‘More Federal Contractor than Educator’: Universities Allowing Antisemitism on Campus Rake in Taxpayer Dollars

https://www.nationalreview.com/news/more-federal-contractor-than-educator-universities-allowing-antisemitism-on-campus-rake-in-taxpayer-dollars/

Several candidates in the 2024 Republican presidential primaries have threatened to enforce consequences for colleges and universities that allow antisemitism on their campuses. Former president Donald Trump said he would revoke visas of international students celebrating Hamas. North Dakota governor Doug Burgum said he would “fully enforce” Title VI of the Civil Rights Act, which mandates that institutions receiving federal assistance refrain from allowing discrimination “on the ground of race, color, or national origin.”

Florida governor Ron DeSantis directed public universities in his state to “deactivate” Students for Justice in Palestine chapters (though he is now facing pushback from state education officials). Former United States Ambassador to the United Nations Nikki Haley vowed to revoke tax-exempt status for colleges and universities that are ignoring antisemitism.

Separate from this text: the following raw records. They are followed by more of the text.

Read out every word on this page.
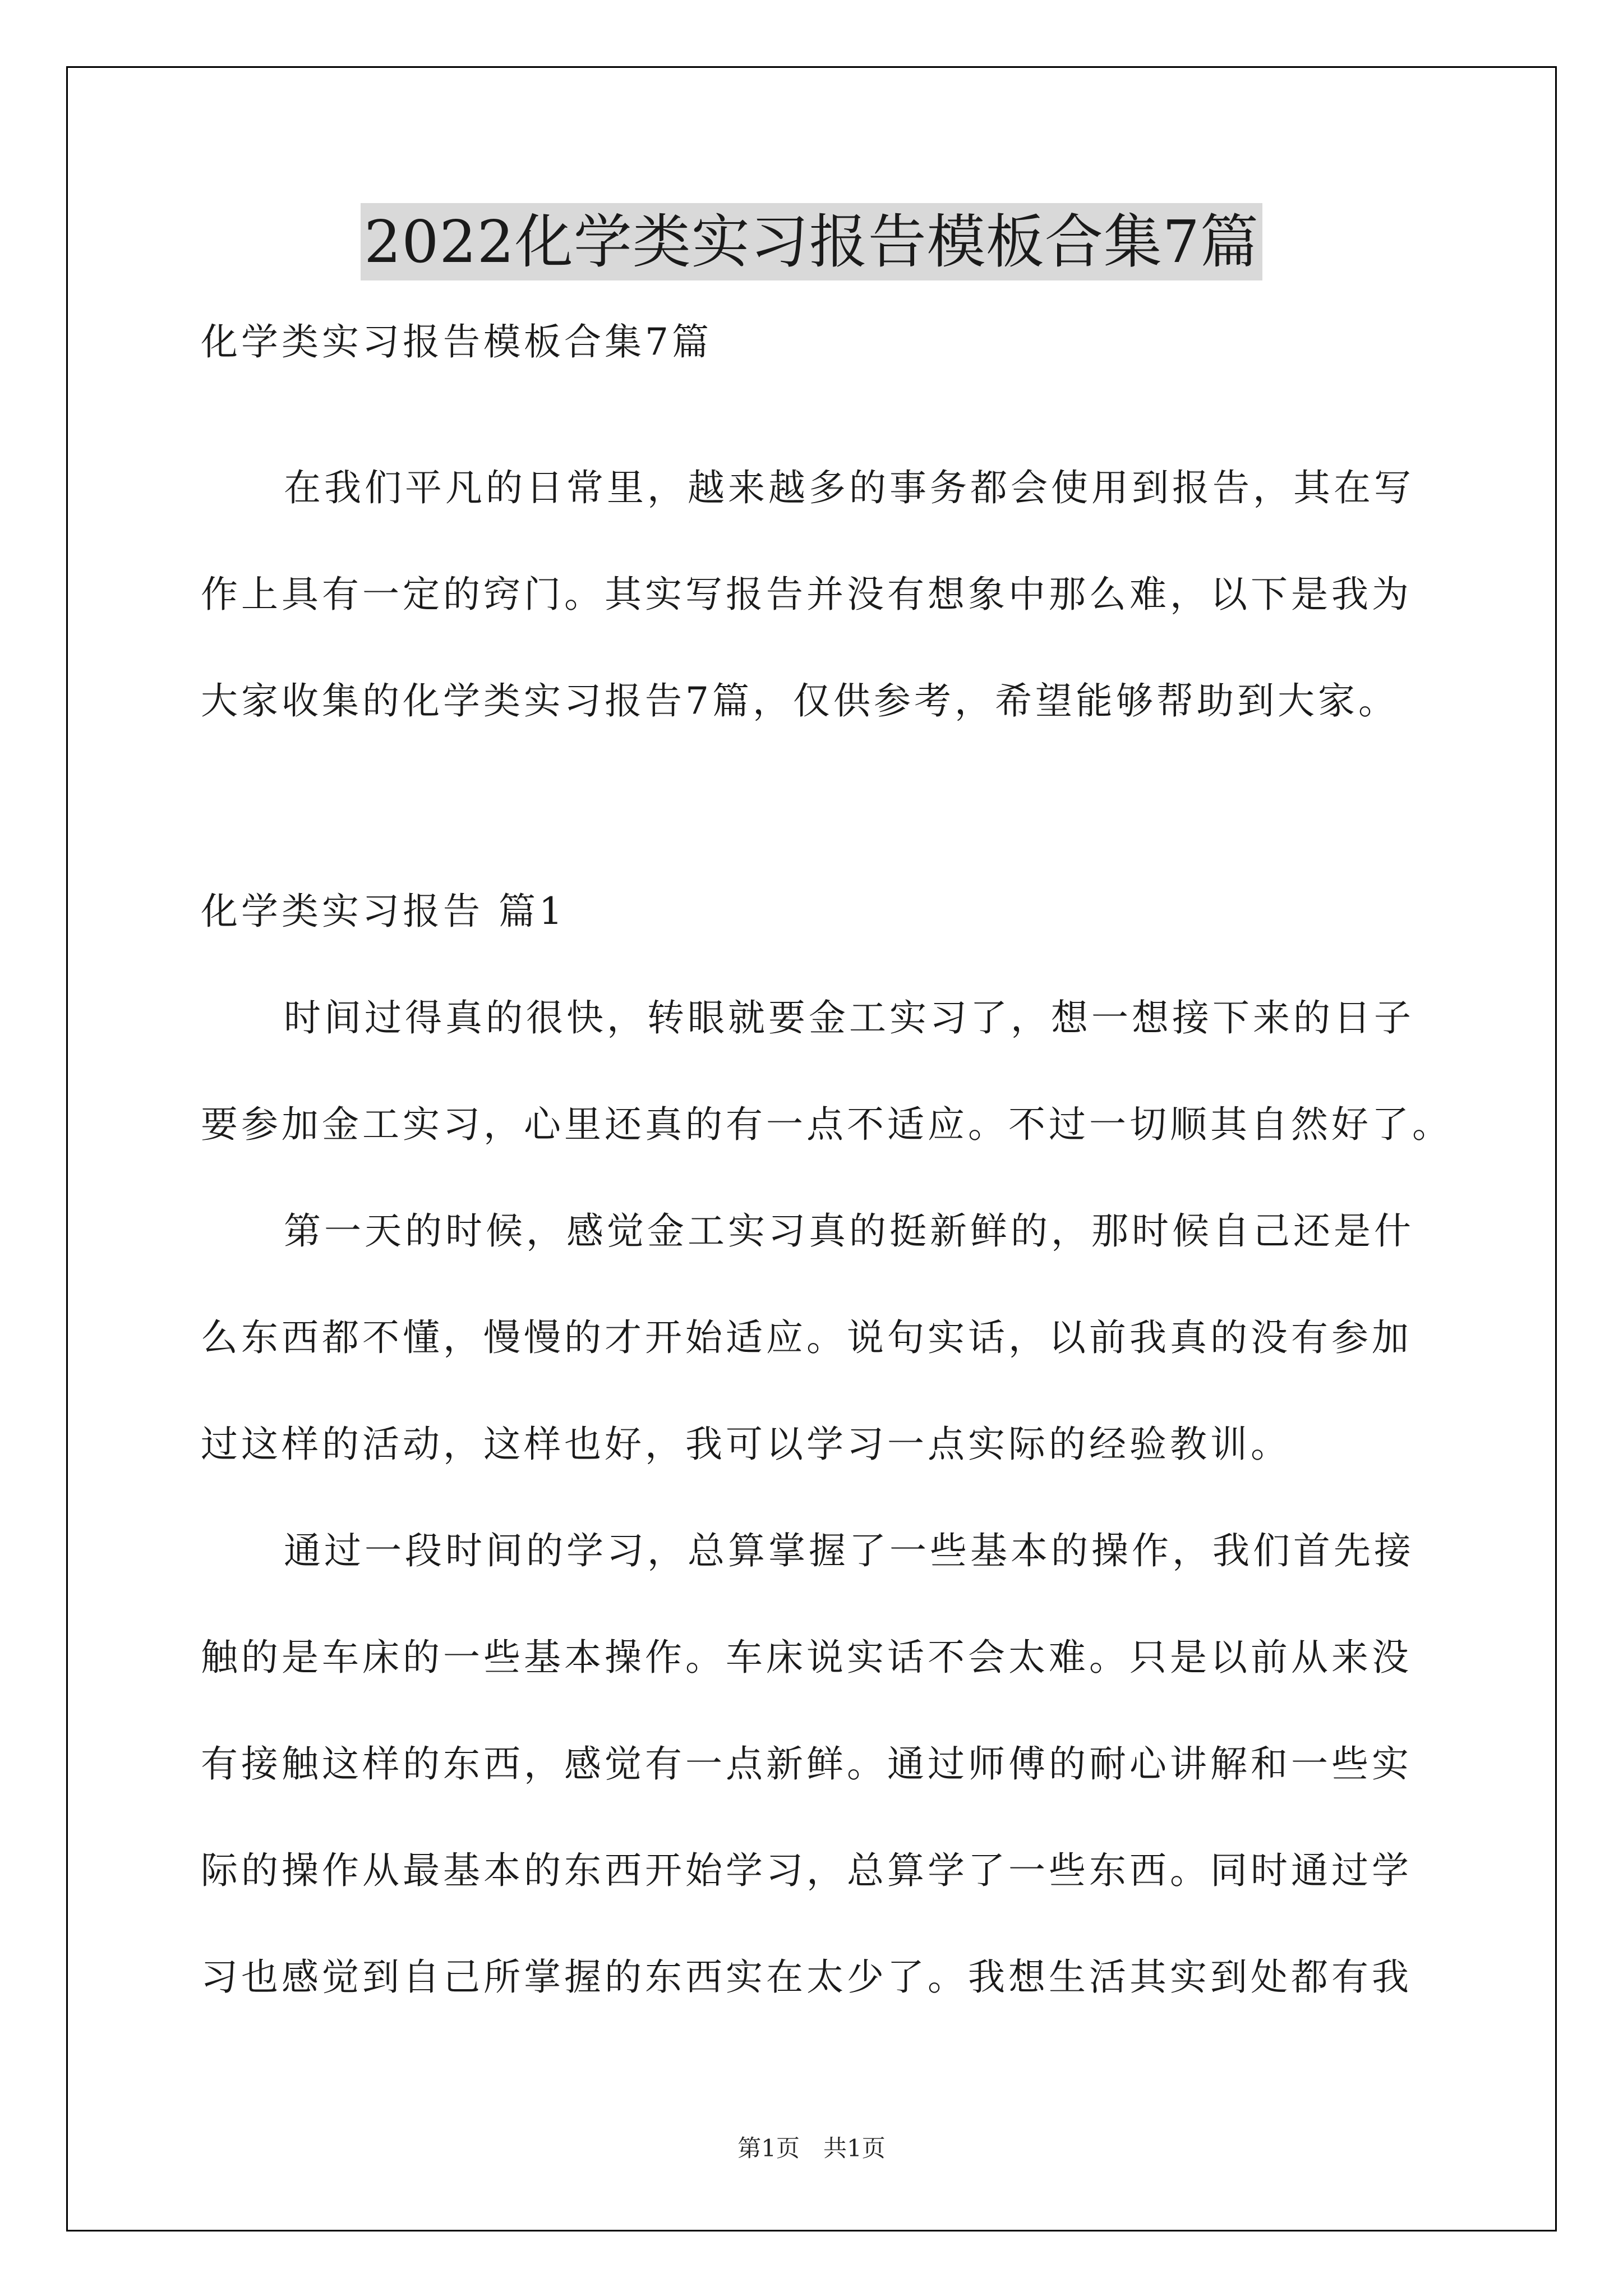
2022化学类实习报告模板合集7篇
化学类实习报告模板合集7篇
在我们平凡的日常里，越来越多的事务都会使用到报告，其在写
作上具有一定的窍门。其实写报告并没有想象中那么难，以下是我为
大家收集的化学类实习报告7篇，仅供参考，希望能够帮助到大家。
化学类实习报告 篇1
时间过得真的很快，转眼就要金工实习了，想一想接下来的日子
要参加金工实习，心里还真的有一点不适应。不过一切顺其自然好了。
第一天的时候，感觉金工实习真的挺新鲜的，那时候自己还是什
么东西都不懂，慢慢的才开始适应。说句实话，以前我真的没有参加
过这样的活动，这样也好，我可以学习一点实际的经验教训。
通过一段时间的学习，总算掌握了一些基本的操作，我们首先接
触的是车床的一些基本操作。车床说实话不会太难。只是以前从来没
有接触这样的东西，感觉有一点新鲜。通过师傅的耐心讲解和一些实
际的操作从最基本的东西开始学习，总算学了一些东西。同时通过学
习也感觉到自己所掌握的东西实在太少了。我想生活其实到处都有我
第1页　共1页
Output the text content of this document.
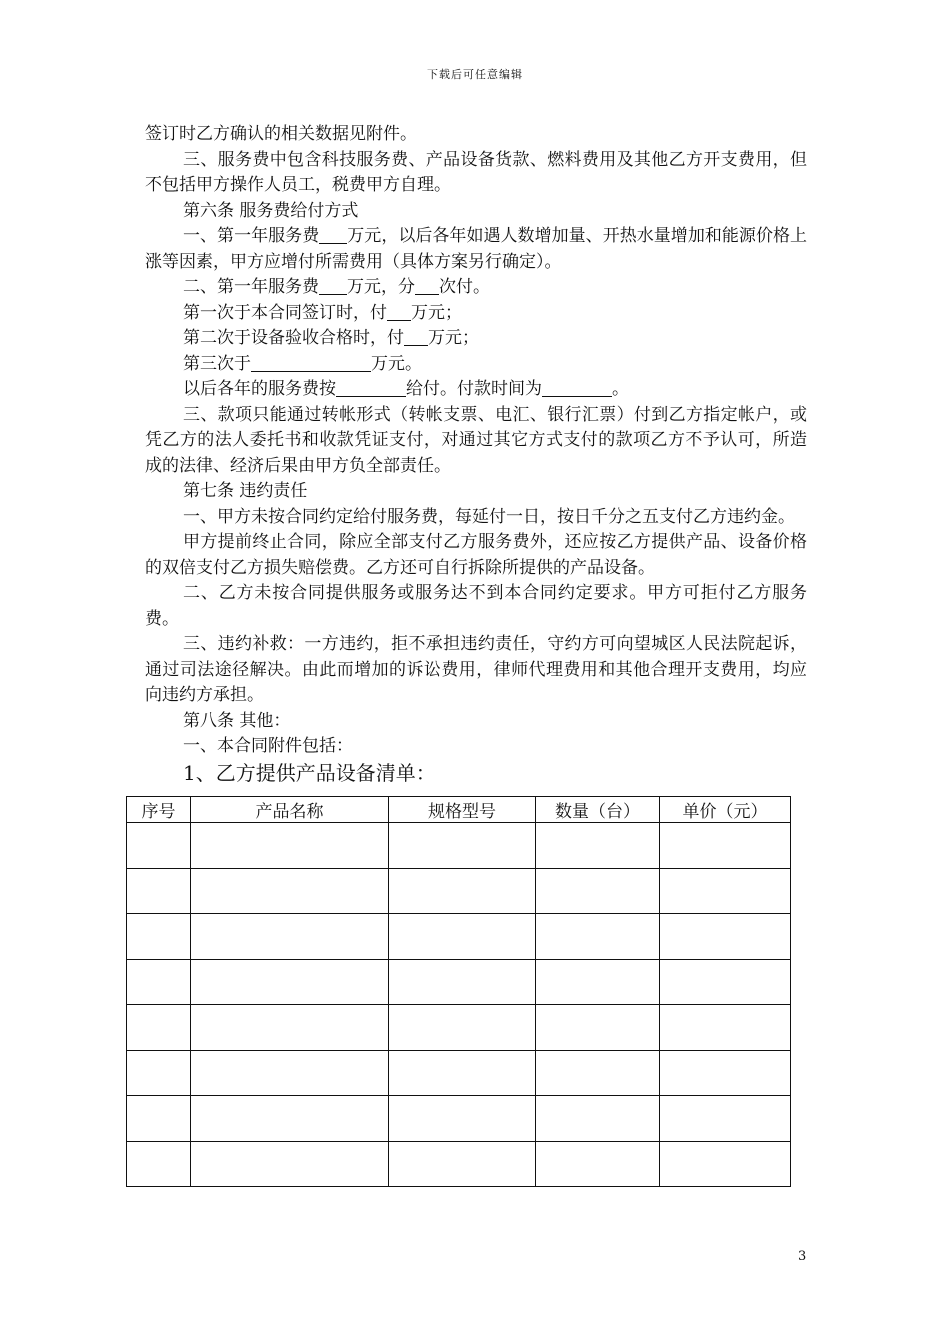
下载后可任意编辑

签订时乙方确认的相关数据见附件。

三、服务费中包含科技服务费、产品设备货款、燃料费用及其他乙方开支费用，但不包括甲方操作人员工，税费甲方自理。

第六条 服务费给付方式

一、第一年服务费 万元，以后各年如遇人数增加量、开热水量增加和能源价格上涨等因素，甲方应增付所需费用（具体方案另行确定）。

二、第一年服务费 万元，分 次付。

第一次于本合同签订时，付 万元；

第二次于设备验收合格时，付 万元；

第三次于	万元。

以后各年的服务费按	给付。付款时间为	。

三、款项只能通过转帐形式（转帐支票、电汇、银行汇票）付到乙方指定帐户，或凭乙方的法人委托书和收款凭证支付，对通过其它方式支付的款项乙方不予认可，所造成的法律、经济后果由甲方负全部责任。

第七条 违约责任

一、甲方未按合同约定给付服务费，每延付一日，按日千分之五支付乙方违约金。

甲方提前终止合同，除应全部支付乙方服务费外，还应按乙方提供产品、设备价格的双倍支付乙方损失赔偿费。乙方还可自行拆除所提供的产品设备。

二、乙方未按合同提供服务或服务达不到本合同约定要求。甲方可拒付乙方服务费。

三、违约补救：一方违约，拒不承担违约责任，守约方可向望城区人民法院起诉，通过司法途径解决。由此而增加的诉讼费用，律师代理费用和其他合理开支费用，均应向违约方承担。

第八条 其他：

一、本合同附件包括：

1、乙方提供产品设备清单：
序号	产品名称	规格型号	数量（台）	单价（元）

3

A new report from Open the Books, a nonprofit organization focused on transparency in government spending, demonstrates how much money these elite educational institutions receive from American taxpayers.

During the past five years, ten universities — the Ivy League, plus Northwestern and Stanford universities — received $33 billion in federal contracts and grants. These universities are subject only to an excessive endowment tax, which has them pay 1.4% of their net investment income on endowment assets exceeding $500,000 per student. Of the ten, Stanford came in with the highest total since 2018 at just over $7 billion, while only Dartmouth, with about $755 million, was under the billion-dollar mark.

Open the Books CEO and Founder Adam Andrzejewski told National Review the tax code and federal aid have been distorted beyond their initial purpose.

“With the U.S. taxpayer subsidies, tax breaks, and federal payments into these ten elite universities pushing $7 billion per year, it’s time to revisit the definition of a public charity,” he said. “Collectively, these schools have gamed the tax code for vast institutional enrichment.”

Five of the universities combined to take $220.6 million in pandemic-era bailouts through the Higher Education Emergency Relief Fund — the University of Pennsylvania, which took $50.2 million and has a $21 billion endowment; Columbia University, which took $64.2 million and has a $13.3 billion endowment; Cornell University, which took $64.6 million and has a $9.8 billion endowment; Dartmouth College, which took $17.2 million and has an $8.1 billion endowment; and Brown University, which took $24.4 million and has a $6.5 billion endowment.

As Andrzejewski puts it, these universities can sustain themselves not through tuition or donor money, but through federal assistance with taxpayer dollars.

“These institutions are now more federal contractor than educator — collecting more on government contracts and grants than undergraduate student tuition,” he told NR. “Who knew that wealthy, elite universities were taxing you? They don’t need taxpayer help.”